The proposed treaties were not popular. In September 1977, only 23% of Americans supported them; 50% were opposed.
Carter set out to make the case for the treaties to the public. He gave a major presidential address on the importance of approving them. The Committee of Americans for the Canal Treaties, composed of Cold War luminaries, influential labor leaders, and other opinion shapers, was formed to support passage. Major corporations that worried about what would happen to their investments in Latin America if the treaties didn’t pass, as well as liberal religious groups seeking to wipe away the stain of “colonialism,” also joined the fray.
On 16 March 1978, the U.S. Senate passed the Neutrality Treaty.
On 18 April 1978, after nine weeks of debate, the Senate ratified the Panama Canal Treaty (68-32). Sixteen Republicans joined 52 Democrats, providing the two-thirds support needed, plus one.
The key to the administration’s eventual narrow victory was the passage of two amendments [to the Neutrality Treaty] carefully crafted and shepherded through the upper house by Democrat Robert Byrd of West Virginia and Republican Howard Baker of Tennessee. The first gave the United States explicit rights after the year 2000 to intervene militarily to keep the canal open and for U.S. ships to move to the head of the line in times of crisis. Originally a memorandum of understanding, this amendment was formally incorporated into the treaty after quite extraordinary negotiations between Senator Baker and Torrijos.

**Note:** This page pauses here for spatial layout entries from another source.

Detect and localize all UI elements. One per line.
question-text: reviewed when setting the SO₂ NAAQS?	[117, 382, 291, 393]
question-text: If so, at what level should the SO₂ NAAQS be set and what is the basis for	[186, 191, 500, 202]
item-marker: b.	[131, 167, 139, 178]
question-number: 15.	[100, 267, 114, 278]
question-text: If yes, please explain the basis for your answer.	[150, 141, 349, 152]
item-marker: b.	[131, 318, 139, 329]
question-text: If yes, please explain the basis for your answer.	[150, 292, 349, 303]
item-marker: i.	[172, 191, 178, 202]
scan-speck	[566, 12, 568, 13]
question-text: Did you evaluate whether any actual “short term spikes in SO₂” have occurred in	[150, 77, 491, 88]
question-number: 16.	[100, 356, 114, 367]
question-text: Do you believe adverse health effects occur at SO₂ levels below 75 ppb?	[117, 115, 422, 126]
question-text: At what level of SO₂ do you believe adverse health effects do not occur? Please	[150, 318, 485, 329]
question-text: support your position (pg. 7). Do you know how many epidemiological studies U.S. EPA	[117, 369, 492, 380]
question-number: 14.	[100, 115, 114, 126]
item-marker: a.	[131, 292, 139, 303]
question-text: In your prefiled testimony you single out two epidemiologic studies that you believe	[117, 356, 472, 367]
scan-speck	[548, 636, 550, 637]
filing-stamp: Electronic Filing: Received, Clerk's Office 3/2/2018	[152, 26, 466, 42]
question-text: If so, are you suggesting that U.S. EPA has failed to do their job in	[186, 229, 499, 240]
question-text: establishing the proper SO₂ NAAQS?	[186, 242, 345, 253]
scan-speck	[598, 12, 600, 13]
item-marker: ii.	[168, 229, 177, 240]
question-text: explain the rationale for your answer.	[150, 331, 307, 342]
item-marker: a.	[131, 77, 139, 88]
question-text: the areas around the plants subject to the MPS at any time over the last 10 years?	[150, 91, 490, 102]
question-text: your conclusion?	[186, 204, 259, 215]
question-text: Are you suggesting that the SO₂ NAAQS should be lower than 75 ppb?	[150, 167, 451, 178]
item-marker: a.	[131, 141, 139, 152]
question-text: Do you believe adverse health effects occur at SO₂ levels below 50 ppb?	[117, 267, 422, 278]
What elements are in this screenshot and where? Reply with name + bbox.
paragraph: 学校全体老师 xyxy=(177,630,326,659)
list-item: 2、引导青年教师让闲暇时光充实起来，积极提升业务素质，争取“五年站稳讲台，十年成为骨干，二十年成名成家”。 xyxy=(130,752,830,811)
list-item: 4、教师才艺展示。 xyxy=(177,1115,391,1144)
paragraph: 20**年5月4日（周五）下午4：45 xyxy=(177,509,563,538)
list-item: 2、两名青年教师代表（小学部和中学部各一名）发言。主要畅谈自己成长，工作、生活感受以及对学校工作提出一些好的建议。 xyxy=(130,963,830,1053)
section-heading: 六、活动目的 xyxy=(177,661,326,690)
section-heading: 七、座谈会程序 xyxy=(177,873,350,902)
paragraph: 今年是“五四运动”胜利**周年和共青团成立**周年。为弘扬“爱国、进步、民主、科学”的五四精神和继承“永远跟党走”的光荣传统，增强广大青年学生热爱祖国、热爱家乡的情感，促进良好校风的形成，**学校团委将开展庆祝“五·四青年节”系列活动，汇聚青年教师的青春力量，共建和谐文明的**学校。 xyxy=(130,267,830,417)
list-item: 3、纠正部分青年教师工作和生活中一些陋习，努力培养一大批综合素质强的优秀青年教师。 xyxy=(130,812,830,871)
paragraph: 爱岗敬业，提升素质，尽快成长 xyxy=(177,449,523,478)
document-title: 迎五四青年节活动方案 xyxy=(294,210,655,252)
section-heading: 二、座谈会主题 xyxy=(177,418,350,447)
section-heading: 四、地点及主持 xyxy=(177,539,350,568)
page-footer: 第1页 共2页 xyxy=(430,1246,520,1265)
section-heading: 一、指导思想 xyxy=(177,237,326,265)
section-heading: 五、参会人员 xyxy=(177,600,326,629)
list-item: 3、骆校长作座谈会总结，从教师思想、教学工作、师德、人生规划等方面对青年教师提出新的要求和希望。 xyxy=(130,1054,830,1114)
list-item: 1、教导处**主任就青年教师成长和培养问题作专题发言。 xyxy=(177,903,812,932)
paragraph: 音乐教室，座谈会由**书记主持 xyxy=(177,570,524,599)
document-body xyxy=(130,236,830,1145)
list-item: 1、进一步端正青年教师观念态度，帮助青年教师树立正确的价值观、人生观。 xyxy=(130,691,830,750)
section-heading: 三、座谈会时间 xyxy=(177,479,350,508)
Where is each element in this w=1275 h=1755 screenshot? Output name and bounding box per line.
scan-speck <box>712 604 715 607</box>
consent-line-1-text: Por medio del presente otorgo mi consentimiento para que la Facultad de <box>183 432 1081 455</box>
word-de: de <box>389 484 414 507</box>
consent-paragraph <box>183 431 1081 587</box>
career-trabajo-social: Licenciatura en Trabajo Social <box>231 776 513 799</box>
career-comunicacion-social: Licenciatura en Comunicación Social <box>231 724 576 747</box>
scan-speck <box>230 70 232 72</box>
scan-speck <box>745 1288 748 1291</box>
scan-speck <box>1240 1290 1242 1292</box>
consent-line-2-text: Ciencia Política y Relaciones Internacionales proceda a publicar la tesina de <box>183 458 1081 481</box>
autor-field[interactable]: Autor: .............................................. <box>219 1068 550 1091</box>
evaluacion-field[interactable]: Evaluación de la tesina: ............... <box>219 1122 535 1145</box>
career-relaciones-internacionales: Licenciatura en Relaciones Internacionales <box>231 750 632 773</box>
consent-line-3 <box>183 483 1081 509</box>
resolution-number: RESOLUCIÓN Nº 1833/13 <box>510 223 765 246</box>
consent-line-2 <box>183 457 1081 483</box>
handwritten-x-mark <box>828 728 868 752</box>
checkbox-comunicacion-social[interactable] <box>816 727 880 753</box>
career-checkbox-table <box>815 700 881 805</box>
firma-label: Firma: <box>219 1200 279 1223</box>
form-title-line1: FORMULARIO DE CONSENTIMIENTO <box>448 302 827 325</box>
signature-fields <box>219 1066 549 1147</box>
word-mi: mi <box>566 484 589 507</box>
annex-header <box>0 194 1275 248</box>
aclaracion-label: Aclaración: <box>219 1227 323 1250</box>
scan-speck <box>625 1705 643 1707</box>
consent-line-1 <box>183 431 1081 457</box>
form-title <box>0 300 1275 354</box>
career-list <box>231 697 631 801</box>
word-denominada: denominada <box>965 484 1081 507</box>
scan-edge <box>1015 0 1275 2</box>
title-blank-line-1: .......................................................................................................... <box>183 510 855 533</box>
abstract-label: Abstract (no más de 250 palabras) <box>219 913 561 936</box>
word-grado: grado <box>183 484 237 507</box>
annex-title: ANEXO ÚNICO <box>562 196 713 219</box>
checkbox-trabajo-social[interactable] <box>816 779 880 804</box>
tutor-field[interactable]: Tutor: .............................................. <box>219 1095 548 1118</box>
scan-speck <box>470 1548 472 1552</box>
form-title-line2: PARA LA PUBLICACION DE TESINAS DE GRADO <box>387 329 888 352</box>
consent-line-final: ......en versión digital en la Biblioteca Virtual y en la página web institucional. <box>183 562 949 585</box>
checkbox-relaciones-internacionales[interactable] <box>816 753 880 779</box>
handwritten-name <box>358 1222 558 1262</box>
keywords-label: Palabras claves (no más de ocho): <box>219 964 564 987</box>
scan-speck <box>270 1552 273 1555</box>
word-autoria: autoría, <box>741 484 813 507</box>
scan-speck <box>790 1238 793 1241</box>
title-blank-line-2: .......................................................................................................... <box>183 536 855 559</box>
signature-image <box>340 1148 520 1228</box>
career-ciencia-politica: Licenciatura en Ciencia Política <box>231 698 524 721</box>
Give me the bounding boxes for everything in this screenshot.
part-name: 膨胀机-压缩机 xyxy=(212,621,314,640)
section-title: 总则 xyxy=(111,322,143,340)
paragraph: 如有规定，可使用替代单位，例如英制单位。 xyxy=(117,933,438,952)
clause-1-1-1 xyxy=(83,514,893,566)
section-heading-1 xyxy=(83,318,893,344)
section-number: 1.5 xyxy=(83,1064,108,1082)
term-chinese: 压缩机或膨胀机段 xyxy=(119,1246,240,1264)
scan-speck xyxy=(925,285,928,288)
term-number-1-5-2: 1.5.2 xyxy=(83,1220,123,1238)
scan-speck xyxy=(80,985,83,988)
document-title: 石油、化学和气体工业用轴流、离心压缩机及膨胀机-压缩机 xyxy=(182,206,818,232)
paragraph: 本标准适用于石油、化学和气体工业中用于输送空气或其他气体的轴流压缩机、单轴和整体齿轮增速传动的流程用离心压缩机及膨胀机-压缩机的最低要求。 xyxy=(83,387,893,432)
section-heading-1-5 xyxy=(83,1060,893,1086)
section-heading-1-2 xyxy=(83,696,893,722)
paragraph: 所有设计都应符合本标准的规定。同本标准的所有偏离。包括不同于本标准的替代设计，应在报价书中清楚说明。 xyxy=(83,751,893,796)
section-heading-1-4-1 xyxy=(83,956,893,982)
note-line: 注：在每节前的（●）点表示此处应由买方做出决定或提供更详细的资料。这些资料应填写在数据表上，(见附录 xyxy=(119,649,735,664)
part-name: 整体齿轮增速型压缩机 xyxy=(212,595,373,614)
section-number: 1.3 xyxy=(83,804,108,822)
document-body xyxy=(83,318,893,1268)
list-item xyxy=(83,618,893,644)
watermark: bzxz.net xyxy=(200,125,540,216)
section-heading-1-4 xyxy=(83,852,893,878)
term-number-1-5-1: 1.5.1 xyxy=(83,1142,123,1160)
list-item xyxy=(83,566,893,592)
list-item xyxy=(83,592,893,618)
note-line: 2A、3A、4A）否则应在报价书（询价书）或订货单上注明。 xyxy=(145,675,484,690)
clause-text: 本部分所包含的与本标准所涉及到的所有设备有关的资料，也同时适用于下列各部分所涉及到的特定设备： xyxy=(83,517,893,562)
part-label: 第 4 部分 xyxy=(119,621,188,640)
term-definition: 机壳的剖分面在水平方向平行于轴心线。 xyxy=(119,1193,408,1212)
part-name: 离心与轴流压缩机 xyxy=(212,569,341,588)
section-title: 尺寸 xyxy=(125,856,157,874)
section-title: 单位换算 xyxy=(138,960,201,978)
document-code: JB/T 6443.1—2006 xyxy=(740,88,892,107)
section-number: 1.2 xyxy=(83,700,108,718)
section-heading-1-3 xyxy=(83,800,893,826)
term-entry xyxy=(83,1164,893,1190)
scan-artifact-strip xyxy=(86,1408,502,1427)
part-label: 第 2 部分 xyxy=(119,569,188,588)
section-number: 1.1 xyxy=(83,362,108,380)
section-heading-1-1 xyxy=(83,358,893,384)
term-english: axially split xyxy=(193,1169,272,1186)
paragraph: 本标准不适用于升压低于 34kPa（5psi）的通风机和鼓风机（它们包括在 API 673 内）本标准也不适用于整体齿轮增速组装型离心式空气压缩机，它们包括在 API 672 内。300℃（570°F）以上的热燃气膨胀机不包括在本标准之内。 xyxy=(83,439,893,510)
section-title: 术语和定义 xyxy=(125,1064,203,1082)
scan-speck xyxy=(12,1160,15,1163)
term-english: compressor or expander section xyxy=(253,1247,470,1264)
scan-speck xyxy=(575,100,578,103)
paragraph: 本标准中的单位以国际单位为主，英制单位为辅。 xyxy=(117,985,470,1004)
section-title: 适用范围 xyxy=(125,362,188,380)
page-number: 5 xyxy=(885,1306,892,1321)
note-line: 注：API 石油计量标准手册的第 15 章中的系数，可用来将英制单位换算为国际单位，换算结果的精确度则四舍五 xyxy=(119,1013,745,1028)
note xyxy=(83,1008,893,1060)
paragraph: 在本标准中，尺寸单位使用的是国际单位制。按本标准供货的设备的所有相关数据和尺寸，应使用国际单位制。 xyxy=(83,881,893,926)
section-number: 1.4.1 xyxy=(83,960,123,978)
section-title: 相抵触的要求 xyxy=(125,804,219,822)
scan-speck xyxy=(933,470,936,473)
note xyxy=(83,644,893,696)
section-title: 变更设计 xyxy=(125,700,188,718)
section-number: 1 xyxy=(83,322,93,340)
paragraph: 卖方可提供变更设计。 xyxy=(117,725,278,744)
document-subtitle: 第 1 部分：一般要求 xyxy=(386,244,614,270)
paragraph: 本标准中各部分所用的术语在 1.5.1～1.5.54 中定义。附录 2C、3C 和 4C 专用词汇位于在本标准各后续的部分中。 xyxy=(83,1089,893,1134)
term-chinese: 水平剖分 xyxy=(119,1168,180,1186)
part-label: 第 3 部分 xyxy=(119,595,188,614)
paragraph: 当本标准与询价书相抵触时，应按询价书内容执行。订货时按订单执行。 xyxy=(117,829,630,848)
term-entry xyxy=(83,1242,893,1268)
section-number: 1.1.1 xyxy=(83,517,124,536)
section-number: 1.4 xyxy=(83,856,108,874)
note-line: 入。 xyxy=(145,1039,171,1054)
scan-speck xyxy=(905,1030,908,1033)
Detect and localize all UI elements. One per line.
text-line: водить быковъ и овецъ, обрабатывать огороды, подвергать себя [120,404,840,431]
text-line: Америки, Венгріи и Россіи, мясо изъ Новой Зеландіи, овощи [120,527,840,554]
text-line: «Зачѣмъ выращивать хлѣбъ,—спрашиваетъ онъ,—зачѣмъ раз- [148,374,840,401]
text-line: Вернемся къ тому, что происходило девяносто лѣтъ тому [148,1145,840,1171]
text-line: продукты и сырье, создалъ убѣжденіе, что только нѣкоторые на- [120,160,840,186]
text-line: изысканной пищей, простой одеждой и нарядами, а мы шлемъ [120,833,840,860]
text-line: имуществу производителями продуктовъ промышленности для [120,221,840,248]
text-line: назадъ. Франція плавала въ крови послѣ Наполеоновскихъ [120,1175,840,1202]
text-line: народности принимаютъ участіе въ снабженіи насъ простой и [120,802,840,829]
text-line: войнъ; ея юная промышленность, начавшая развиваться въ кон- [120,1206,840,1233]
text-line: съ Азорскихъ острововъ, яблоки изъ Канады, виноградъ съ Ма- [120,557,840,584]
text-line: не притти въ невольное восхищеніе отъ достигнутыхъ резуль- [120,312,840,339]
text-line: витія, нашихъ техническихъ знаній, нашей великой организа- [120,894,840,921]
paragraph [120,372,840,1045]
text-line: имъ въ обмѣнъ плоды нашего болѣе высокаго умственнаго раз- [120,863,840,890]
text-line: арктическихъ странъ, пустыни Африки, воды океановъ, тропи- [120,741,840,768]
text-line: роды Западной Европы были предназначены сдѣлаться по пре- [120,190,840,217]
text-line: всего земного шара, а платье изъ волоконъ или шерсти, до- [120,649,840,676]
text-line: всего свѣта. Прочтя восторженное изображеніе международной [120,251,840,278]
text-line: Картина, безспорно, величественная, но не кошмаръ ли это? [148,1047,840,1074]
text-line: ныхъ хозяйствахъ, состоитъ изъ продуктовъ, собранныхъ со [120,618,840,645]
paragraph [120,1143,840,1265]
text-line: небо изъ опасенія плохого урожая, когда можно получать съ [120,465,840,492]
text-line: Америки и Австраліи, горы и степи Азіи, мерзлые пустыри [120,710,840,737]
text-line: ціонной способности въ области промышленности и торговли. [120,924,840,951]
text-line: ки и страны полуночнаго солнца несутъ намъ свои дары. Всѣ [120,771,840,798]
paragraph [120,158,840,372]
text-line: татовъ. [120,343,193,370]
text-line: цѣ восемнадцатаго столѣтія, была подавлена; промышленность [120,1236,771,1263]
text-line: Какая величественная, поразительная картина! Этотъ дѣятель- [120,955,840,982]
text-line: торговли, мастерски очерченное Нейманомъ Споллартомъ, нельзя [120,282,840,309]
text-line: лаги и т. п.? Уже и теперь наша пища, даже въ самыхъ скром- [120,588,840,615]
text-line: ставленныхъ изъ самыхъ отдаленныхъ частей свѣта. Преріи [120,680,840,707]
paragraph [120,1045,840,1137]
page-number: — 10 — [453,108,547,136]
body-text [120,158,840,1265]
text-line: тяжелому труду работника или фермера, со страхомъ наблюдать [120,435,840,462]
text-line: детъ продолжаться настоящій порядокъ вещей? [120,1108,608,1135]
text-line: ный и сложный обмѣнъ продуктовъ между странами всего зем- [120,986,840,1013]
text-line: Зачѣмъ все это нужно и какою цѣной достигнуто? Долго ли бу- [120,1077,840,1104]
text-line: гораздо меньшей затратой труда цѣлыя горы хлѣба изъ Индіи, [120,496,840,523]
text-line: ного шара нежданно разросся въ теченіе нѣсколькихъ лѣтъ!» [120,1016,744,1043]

Bipartisanship for the win.
Public support for the treaties, however, had not budged.
Writing for the Council on Foreign Relations, James M. Lindsay points out that President Carter probably suffered politically:
He may have done the right thing in settling the Panama Canal issue—and the fact that we virtually never talk about the canal suggests he did—but he reaped few political benefits from his victory and more likely hardened the convictions of his opponents to unseat him in 1980.